I cinghiali danneggiano i campi, distruggono protezioni, infrastrutture e colture, minacciano i centri abitati e mettono a repentaglio la sicurezza stradale. In azione in solitaria, o in branchi, non solo di notte, ma in tutte le ore del giorno: le loro azioni distruttive mettono a repentaglio i sacrifici degli agricoltori e a forte rischio la produzione di eccellenze enogastronomiche.
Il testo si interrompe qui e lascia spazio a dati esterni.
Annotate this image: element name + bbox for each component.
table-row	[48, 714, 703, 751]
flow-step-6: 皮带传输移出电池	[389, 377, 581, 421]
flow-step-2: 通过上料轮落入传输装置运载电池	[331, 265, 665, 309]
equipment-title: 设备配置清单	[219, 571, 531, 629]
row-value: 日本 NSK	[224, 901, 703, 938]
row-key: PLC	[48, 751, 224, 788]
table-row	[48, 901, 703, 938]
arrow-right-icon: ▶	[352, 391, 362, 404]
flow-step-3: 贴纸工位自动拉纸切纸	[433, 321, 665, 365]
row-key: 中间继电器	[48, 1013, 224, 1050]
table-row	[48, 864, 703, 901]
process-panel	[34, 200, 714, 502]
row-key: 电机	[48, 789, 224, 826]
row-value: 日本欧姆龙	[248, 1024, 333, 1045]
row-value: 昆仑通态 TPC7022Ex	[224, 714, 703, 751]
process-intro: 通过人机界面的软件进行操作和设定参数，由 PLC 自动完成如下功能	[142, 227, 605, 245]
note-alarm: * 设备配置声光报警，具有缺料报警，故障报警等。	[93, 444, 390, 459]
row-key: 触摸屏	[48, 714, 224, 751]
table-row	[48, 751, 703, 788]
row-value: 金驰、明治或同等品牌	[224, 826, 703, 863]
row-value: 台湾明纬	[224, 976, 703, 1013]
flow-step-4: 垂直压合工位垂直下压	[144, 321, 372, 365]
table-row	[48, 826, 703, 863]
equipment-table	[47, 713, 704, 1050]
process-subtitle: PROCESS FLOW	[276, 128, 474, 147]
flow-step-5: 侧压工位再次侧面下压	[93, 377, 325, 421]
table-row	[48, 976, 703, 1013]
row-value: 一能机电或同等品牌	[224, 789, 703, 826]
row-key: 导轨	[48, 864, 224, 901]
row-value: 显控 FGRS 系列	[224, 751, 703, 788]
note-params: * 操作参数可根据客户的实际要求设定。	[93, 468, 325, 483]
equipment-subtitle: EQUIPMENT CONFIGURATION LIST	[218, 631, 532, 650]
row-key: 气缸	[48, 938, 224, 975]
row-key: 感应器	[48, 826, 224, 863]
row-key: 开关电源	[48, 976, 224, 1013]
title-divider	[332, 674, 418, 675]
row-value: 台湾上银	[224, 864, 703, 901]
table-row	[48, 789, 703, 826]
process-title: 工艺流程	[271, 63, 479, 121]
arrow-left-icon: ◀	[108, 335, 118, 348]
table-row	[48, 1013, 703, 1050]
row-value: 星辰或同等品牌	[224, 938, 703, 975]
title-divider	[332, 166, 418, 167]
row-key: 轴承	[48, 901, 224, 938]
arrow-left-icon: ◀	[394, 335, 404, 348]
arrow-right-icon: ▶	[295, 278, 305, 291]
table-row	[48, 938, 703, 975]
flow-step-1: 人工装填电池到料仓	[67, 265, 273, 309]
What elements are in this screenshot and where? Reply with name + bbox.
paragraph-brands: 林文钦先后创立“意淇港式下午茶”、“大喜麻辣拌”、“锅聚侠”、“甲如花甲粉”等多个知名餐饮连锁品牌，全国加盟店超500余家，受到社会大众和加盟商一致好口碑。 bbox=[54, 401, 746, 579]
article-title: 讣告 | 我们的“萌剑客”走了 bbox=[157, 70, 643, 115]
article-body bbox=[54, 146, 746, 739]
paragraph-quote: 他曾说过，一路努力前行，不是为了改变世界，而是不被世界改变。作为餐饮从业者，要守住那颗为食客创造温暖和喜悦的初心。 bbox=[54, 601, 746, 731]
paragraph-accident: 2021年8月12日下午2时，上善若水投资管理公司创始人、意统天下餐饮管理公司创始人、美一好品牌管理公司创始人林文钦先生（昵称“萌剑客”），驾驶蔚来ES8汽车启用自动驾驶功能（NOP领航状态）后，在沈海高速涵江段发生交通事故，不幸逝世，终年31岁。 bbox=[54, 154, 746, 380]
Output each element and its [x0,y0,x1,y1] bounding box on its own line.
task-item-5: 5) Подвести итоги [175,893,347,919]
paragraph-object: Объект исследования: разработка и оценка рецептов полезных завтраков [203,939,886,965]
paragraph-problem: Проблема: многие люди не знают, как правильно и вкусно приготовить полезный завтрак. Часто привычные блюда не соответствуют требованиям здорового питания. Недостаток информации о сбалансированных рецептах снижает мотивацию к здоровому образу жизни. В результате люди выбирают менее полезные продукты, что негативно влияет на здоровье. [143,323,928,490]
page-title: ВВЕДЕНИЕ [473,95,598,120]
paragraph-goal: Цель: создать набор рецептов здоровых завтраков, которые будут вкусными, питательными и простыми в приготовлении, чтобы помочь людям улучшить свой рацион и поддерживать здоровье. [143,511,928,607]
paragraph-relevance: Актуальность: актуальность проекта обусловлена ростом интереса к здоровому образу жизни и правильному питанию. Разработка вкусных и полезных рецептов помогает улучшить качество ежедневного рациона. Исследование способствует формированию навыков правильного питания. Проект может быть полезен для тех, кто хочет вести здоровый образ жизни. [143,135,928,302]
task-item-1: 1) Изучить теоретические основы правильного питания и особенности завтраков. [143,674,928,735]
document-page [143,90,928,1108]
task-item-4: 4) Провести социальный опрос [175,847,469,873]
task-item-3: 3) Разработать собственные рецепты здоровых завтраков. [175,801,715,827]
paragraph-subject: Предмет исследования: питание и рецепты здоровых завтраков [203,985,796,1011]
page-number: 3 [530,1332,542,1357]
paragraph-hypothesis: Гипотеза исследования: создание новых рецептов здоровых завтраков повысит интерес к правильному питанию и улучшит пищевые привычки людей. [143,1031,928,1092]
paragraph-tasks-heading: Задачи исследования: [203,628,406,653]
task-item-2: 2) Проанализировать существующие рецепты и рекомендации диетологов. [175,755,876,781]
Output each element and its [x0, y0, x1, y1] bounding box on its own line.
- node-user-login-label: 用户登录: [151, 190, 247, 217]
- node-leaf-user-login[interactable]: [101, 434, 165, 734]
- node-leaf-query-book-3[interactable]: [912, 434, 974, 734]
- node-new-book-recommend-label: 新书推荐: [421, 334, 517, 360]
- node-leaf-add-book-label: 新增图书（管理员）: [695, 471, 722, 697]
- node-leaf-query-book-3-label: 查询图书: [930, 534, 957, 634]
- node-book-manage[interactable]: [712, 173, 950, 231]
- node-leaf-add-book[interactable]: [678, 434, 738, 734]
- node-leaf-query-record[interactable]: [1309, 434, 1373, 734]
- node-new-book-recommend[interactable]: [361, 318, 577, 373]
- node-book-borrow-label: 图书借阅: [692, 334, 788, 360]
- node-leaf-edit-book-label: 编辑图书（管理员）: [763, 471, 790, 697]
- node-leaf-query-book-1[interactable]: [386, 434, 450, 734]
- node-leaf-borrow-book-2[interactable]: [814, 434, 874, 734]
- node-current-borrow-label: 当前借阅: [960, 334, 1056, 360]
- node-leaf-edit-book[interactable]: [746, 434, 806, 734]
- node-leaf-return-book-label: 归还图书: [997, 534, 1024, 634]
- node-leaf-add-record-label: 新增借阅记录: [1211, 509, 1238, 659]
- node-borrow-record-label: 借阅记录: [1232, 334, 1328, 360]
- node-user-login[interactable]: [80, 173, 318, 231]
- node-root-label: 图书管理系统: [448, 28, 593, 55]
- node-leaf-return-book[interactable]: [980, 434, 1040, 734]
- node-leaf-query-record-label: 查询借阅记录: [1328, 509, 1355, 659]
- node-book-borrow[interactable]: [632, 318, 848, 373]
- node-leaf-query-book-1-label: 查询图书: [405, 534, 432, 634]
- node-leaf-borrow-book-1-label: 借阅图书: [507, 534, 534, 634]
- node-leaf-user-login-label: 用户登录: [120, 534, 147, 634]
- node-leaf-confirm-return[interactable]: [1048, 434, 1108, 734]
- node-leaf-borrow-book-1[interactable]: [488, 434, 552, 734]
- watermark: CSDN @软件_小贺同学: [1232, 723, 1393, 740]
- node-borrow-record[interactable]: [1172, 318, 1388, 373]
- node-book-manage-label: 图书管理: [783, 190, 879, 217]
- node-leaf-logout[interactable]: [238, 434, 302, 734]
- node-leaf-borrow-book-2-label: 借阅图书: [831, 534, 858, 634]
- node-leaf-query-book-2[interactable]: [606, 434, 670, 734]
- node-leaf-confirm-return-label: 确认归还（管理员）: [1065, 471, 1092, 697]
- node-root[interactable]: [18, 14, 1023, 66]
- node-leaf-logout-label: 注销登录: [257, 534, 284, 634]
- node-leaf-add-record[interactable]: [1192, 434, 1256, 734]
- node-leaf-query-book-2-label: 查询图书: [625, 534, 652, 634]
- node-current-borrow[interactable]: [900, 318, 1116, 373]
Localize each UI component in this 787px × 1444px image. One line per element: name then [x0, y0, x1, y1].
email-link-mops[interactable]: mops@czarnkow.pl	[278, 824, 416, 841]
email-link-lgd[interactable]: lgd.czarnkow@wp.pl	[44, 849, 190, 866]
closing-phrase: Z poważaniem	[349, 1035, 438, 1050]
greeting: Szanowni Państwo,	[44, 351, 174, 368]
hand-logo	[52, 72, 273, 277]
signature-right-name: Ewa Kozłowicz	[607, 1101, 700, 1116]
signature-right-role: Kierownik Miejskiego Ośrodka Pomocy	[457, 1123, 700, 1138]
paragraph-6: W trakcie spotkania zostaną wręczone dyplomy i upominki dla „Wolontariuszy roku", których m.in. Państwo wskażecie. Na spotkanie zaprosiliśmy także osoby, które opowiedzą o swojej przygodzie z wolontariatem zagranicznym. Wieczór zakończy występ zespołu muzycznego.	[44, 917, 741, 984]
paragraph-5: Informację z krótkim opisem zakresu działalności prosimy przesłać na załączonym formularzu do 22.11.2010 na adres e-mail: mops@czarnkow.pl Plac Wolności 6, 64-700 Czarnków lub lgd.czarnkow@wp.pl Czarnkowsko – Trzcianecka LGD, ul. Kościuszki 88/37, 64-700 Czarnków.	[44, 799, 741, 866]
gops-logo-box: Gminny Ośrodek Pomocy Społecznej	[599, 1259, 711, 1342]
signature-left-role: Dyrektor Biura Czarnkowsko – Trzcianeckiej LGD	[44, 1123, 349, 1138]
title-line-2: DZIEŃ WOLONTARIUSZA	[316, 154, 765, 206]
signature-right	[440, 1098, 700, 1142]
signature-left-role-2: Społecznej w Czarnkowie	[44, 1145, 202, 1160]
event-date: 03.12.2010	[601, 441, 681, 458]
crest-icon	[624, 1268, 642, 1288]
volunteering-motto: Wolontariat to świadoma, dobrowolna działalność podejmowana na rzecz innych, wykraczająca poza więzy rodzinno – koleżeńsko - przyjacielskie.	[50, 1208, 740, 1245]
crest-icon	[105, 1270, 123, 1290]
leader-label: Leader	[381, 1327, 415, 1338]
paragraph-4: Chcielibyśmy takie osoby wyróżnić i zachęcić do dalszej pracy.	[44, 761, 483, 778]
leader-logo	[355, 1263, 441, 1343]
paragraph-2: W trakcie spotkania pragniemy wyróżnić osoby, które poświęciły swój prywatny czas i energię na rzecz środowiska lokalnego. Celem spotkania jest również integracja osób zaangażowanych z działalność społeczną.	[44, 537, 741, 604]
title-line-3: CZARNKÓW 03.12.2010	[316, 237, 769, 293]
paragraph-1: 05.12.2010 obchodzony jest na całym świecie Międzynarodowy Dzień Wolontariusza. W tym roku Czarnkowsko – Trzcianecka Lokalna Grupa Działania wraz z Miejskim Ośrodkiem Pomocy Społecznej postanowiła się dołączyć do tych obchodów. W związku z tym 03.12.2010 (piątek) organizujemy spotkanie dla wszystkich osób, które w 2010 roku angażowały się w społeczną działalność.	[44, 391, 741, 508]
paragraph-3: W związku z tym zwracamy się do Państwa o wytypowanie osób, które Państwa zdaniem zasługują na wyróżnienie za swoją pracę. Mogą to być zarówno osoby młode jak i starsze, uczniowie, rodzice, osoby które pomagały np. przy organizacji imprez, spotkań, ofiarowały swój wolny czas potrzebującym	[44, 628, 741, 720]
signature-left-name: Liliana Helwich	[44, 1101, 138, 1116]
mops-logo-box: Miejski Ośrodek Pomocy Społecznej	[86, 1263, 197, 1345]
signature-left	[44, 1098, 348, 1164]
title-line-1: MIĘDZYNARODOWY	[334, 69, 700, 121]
Un tema per il quale l’area Due Mari di Cia Agricoltori Italiani di Puglia si sgola da tempo, battendo i pugni sui tavoli delle sedi competenti e contestando aspramente una serie di rimpalli di responsabilità che finora, purtroppo, non ha fatto altro che mortificare il territorio.
Settore agricolo in ginocchio, percezione di sicurezza sotto i tacchi sulle strade provinciali e comunali-rurali, non solo al calar delle tenebre ma anche in pieno giorno. Paura nei centri abitati e primi concreti segnali d’allarme per il settore turistico in vista dell’imminente avvio della stagione estiva a Castellaneta Marina e Marina di Ginosa.
I cinghiali, infatti, imperversano indisturbati, sono sempre in continuo aumento e ormai raggiungono porzioni di territorio, centri abitati compresi, fino a poco tempo fa mai intaccate dall’emergenza.
Il tutto avviene quotidianamente mentre solite lungaggini burocratiche rallentano l’azione dei tanti attori coinvolti nella vicenda: il Governo, la Regione e gli Atc.
Meriterebbero un capitolo a parte, invece, le associazioni ambientaliste e animaliste: la loro arcigna difesa dei cinghiali cozza inesorabilmente non solo con la tutela del comparto agricolo ma anche con la sicurezza stradale, la salute e l’incolumità fisica dell’uomo.
Non c’è altro tempo da perdere: le azioni quotidiane dell’ATC di Taranto, di concerto con le associazioni venatorie, sono forse l’unico aspetto positivo della vicenda, ma a nostro avviso l’abbattimento dei cinghiali andrebbe implementato e reso proporzionale all’elevato numero di animali presenti sul territorio.
A una situazione di emergenza occorre rispondere con altrettanti strumenti di emergenza. La politica ha il dovere di rispondere subito con responsabilità ed atti concreti. Bisogna spingere sull’acceleratore e dare vigore al piano di abbattimento regionale ma ognuno deve fare la propria parte anche per snellire un iter forse troppo farraginoso e semplificare le procedure previste che sono di difficile applicazione.
C’è l’urgenza di riformare la legge sulla caccia numero 157 del 1992: una legge vecchia di 32 anni che, su impulso della Regione Puglia, potrebbe essere portata all’attenzione del Governo per poi essere rivista e adeguata ai giorni nostri. Inoltre, serve introdurre un sistema di monitoraggio e un censimento dei cinghiali su tutto il territorio e promuovere la filiera venatoria.
Per tutti questi motivi la burocrazia deve subito lasciare il campo ad azioni concrete: una volta per tutte va tutelata la salute, la sicurezza dei cittadini e il futuro del comparto agricolo.